Il locale era piccolissimo, non c'erano altri commessi. Soprattutto non c'erano altre porte: dov'era il laboratorio?
Il vecchietto scomparve chinandosi dietro il bancone e ne emerse un istante dopo porgendo al ragazzino la perfetta miniatura di un leone, le fauci spalancate in un ruggito e una zampa sollevata. “Cinque euro come sempre”.
Alessandro allungò la banconota tutto contento e si precipitò all'uscita.
“Mi raccomando ragazzino, mangialo prima che scada. I miei cioccolatini scadono molto presto...”, si raccomandò il negoziante.
“Quando scade poi si guasta subito? Non lo posso mangiare neanche se è scaduto solo da  un giorno?”, obiettò Alessandro.
“Se scade poi ti mangia lui, sta attento!”, esclamò il vecchio in tono perentorio. Qualcosa si indurì negli occhi azzurri dietro le spesse lenti. Alessandro tergiversò con la maniglia in mano, poi corse fuori ridendo forte. Quando svoltò l'angolo si accorse che il vecchio lo guardava fisso, ritto dietro la porta, e non sorrideva.

“Sono tornato...”, vociò Alessandro irrompendo in casa come suo solito, lanciando lo zaino sul divano. La mamma non rispose. Di sopra, la porta della sua camera era socchiusa. Salì le scale adagio, stringendo forte il corrimano laccato bianco.
“Mamma...”, chiamò quando fu quasi in cima, la voce gli uscì strozzata.
“E questo?! Dove l'hai preso?!”. Anna comparve trafelata, brandendogli davanti alla faccia un coniglietto marroncino e grigio.
“Te l'ho detto mille volte che non voglio animali in casa...”
“Ma non l'ho preso io, non so da dove viene...”, piagnucolò Alessandro.
“Ah non lo sai? Magari si sono arrampicati su per il muro... in pieno centro!”
Il ragazzino si stropicciava le mani, guardando il pavimento.
“Volevi tenermeli nascosti?

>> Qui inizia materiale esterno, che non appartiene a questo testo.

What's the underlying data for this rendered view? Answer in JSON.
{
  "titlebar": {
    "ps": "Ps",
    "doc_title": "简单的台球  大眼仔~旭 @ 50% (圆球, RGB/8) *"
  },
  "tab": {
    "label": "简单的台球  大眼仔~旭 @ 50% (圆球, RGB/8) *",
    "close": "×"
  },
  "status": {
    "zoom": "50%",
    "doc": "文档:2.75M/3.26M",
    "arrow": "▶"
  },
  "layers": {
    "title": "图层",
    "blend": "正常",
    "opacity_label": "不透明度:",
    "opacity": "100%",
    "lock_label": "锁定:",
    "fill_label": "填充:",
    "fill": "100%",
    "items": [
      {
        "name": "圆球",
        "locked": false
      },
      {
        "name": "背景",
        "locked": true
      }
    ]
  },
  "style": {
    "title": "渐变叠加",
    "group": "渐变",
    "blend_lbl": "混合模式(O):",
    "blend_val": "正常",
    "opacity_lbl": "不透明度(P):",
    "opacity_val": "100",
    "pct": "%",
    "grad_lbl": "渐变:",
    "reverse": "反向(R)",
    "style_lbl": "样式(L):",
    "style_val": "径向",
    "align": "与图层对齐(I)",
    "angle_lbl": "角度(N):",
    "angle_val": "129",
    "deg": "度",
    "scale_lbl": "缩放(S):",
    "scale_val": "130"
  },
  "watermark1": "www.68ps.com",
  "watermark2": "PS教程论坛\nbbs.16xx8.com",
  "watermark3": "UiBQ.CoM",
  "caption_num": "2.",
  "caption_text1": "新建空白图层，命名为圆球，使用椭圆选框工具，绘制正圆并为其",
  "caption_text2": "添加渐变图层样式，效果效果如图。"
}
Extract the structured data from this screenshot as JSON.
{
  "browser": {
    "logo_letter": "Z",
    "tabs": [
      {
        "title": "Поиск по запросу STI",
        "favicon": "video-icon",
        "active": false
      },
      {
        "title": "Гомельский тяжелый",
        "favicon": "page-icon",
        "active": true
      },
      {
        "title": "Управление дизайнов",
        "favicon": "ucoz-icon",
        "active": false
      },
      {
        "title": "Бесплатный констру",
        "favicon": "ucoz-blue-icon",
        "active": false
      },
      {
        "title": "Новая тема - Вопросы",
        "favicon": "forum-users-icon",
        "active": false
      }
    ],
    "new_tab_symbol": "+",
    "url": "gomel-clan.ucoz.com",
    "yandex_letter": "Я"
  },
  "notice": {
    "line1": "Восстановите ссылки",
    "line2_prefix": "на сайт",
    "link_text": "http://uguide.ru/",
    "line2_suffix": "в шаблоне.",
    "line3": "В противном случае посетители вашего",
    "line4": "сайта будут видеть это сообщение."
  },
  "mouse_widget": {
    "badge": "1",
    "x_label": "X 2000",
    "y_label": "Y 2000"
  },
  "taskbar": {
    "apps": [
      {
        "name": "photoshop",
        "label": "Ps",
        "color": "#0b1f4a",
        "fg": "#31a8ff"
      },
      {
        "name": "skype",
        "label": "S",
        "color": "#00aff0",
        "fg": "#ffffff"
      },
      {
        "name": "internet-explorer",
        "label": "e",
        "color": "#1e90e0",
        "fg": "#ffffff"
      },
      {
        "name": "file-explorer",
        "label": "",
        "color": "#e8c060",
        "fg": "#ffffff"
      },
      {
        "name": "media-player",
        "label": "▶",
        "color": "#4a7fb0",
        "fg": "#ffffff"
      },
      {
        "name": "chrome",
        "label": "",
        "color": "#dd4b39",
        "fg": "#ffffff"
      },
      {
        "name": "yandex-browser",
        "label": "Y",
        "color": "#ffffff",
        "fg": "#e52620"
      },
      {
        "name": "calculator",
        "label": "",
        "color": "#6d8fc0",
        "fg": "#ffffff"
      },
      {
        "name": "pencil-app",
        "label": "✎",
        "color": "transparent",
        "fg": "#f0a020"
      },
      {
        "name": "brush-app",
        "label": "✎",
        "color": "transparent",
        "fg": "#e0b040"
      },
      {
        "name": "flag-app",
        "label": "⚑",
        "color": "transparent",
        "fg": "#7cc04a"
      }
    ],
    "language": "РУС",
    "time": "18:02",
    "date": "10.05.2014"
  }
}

Cosa credevi, che non li avrei mai visti, eh?”, gridò sua mamma.
Alessandro entrò frastornato in camera sua. Sul letto era accovacciato un grosso coniglio bianco che subito gli piantò addosso le iridi vermiglie. Per terra due batuffoli più piccoli si rincorrevano frenetici, scomparendo e riapparendo sotto il letto, dietro l'armadio, sotto la scrivania, in un turbinio di pellicce nere e fulve. Sotto l'abat-jour fremevano leggermente i resti di un piccolo incarto dorato. Se con un po' di pazienza qualcuno avesse dispiegato la stagnola, ci avrebbe letto: “Scad. 18/08/2013”.
Lentamente Alessandro tirò fuori di tasca il leone, fissando la madre con gli occhi sbarrati. Poi lo scartò in tutta fretta e lo ingoiò intero.